Peterson and city officials maintain they have been largely hamstrung by the funding source for much of the Sandy aid: Community Development Block Grants. The city is required to spend at least 51 percent of its CBDG funds on low- and moderate-income (LMI) populations, households that are at or below 80 percent of the Area Median Income for the New York City region, a metric defined by the U.S. Department of Housing and Urban Development, which disburses the federal money.
“Ensuring [LMI] compliance has … necessitated a time-consuming process to collect and verify income information for all applicants, including homeowners and tenants who live in buildings that have registered [for Build It Back],” Peterson said in her testimony before the Council.
The city also has to ensure that in the process of disbursing CBDG money it is not duplicating benefits individuals have already received, such as FEMA awards or private insurance payouts.

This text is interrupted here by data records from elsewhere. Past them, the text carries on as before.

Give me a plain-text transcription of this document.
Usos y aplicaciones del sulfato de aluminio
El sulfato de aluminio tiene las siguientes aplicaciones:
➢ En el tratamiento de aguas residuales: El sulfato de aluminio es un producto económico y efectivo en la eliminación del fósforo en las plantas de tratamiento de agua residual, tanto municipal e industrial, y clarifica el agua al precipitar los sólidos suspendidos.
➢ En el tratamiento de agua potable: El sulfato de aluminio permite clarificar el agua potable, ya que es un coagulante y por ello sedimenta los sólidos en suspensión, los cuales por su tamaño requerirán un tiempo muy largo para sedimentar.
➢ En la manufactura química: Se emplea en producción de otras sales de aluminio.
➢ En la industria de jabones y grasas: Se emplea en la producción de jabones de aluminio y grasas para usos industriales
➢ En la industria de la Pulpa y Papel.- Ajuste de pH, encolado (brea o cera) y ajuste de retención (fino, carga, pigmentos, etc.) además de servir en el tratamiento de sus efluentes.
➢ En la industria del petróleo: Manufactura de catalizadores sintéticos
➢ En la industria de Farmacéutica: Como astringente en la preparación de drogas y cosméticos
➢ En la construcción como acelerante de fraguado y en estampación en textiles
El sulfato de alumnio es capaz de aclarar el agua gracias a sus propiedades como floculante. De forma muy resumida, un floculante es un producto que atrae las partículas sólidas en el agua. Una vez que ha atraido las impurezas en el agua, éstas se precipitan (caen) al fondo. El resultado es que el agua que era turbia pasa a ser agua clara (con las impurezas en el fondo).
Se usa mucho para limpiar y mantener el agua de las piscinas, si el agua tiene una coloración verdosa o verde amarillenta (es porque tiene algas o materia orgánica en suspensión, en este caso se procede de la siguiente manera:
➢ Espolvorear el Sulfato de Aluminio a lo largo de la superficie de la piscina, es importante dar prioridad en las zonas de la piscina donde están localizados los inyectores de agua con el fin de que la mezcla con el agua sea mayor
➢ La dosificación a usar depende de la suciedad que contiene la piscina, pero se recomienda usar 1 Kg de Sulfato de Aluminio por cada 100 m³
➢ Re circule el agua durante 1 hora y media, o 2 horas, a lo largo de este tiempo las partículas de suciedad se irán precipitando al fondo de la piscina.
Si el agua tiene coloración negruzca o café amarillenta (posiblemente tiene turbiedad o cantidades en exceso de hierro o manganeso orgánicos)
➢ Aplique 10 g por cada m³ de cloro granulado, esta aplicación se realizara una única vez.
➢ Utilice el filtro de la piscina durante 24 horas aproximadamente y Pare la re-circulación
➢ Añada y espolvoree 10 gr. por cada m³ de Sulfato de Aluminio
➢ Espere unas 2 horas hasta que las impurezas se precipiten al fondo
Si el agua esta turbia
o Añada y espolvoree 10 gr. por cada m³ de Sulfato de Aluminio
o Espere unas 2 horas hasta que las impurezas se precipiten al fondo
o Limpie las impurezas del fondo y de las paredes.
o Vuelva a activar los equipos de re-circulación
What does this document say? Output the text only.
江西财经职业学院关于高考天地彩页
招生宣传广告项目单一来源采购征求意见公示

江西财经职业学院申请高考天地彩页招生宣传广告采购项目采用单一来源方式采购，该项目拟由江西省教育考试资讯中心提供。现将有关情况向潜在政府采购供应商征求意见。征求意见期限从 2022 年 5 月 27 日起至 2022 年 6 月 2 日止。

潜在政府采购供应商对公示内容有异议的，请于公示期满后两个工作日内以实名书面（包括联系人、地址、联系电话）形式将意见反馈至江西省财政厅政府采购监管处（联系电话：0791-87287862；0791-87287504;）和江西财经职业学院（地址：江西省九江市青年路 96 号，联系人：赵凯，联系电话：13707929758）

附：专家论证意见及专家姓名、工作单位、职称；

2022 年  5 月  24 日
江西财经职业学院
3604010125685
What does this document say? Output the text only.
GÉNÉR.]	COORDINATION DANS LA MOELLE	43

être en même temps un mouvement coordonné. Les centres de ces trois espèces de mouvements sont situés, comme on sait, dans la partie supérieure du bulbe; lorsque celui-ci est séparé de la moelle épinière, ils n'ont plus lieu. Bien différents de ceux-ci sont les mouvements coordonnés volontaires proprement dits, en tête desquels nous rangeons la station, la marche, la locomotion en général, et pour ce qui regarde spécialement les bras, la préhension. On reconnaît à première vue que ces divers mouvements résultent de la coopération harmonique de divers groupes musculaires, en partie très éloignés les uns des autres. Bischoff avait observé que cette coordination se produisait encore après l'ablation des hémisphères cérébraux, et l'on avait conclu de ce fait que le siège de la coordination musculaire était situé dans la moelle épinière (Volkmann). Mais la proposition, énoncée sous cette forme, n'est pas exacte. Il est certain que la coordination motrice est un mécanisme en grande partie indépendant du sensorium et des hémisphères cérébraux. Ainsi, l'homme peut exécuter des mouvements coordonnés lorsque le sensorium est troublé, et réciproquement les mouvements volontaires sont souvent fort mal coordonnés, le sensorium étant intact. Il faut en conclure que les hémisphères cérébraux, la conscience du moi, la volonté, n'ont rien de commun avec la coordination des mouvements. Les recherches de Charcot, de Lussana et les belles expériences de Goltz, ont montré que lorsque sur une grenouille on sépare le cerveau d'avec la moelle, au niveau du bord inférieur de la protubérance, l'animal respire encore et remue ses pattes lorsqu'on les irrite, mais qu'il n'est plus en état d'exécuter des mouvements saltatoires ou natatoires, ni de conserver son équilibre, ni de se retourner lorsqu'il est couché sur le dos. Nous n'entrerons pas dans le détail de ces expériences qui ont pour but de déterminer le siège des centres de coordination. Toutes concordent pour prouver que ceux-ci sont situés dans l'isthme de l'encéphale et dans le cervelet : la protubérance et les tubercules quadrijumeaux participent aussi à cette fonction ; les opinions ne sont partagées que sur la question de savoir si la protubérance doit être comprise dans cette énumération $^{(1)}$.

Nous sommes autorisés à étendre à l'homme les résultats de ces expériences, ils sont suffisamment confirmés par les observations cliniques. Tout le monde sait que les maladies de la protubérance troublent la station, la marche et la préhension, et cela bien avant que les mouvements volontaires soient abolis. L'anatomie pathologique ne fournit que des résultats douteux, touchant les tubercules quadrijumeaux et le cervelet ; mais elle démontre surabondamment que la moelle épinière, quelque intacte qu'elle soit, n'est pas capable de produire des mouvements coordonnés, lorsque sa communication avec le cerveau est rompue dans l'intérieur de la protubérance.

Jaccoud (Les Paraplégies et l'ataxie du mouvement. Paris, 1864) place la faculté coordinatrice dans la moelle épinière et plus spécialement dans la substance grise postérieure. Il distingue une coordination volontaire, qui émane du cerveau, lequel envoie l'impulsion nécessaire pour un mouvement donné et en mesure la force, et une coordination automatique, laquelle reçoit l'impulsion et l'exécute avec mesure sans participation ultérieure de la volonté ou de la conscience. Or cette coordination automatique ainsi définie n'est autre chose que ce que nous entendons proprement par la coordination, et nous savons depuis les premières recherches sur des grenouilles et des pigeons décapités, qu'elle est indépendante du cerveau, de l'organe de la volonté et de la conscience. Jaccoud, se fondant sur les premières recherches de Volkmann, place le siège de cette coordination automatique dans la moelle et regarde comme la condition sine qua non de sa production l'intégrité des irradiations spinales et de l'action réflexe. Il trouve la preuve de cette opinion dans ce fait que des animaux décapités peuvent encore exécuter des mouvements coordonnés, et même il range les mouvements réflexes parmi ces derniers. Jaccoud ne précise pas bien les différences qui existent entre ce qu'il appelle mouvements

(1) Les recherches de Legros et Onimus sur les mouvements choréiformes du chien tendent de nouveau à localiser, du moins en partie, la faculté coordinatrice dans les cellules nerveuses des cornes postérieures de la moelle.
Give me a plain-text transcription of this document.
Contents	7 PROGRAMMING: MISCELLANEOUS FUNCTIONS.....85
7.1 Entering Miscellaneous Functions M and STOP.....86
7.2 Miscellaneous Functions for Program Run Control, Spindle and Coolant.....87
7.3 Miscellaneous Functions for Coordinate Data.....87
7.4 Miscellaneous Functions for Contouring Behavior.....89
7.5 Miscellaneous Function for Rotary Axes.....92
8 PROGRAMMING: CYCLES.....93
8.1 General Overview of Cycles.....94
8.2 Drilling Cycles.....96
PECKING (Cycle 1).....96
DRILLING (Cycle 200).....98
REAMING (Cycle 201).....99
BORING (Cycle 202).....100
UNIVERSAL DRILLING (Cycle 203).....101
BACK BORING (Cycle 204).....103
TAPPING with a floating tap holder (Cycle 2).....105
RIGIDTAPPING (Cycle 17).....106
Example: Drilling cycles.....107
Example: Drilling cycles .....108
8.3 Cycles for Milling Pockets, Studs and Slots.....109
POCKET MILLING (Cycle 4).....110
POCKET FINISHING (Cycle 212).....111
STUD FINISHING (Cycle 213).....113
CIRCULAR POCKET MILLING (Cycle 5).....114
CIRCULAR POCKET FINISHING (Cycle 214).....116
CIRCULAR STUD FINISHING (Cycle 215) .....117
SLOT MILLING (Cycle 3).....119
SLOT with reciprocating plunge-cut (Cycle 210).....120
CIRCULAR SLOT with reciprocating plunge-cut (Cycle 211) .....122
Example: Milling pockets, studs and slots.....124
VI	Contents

Poking a hole in the city’s argument that HUD requirements have been a deterrent to Build It Back, however, is the relative success of the state’s New York Rising Community Reconstruction Program, which by comparison is a model of efficiency in administering storm recovery assistance.
According to a recent press release, NY Rising has distributed more than $280 million in payments to 6,388 homeowners affected by Sandy, tapping funds from the same CBDG fount as the city while adhering to the same stringent federal compliance requirements.
There is an argument to be made that getting displaced New Yorkers back on their feet as quickly as possible should have been prioritized over (or at least pursued contemporaneously with) de Blasio’s big picture issues, such as universal pre-K—which, while certainly a worthy cause in its own right, does not carry the same urgency.
In the press release announcing de Blasio’s Sandy team, the administration touted the progress the city has made in addressing the needs of storm victims, highlighting its reallocating $100 million in federal aid toward housing recovery; increasing the staff of the Housing Recovery Office by 35 percent; accelerating the design process for home repairs and rebuilds; and eliminating such permit and procedural bottlenecks as the requirement to clear outstanding Department of Building permits that prevent scheduled repairs from moving forward.
All of these steps are admirable, but hardly demonstrate the claim advanced by the release that the mayor has “prioritized the fast and efficient delivery of relief to affected families” from day one, especially given the astonishingly low number of people the city’s rebuilding program has actually helped. By contrast, the mayor’s universal pre-K plan has been promoted to the general public and media with a barrage of white papers, progress reports on the hiring of qualified teachers, public lobbying of the state Legislature and now an extended victory lap.
If these improvements to Build It Back were undertaken from day one, then why roll them out nearly three months into de Blasio’s tenure in office? At the very least, an earlier announcement would have demonstrated a commitment to Sandy recovery, rather than making the mayor’s efforts to date come across as little more than lip service.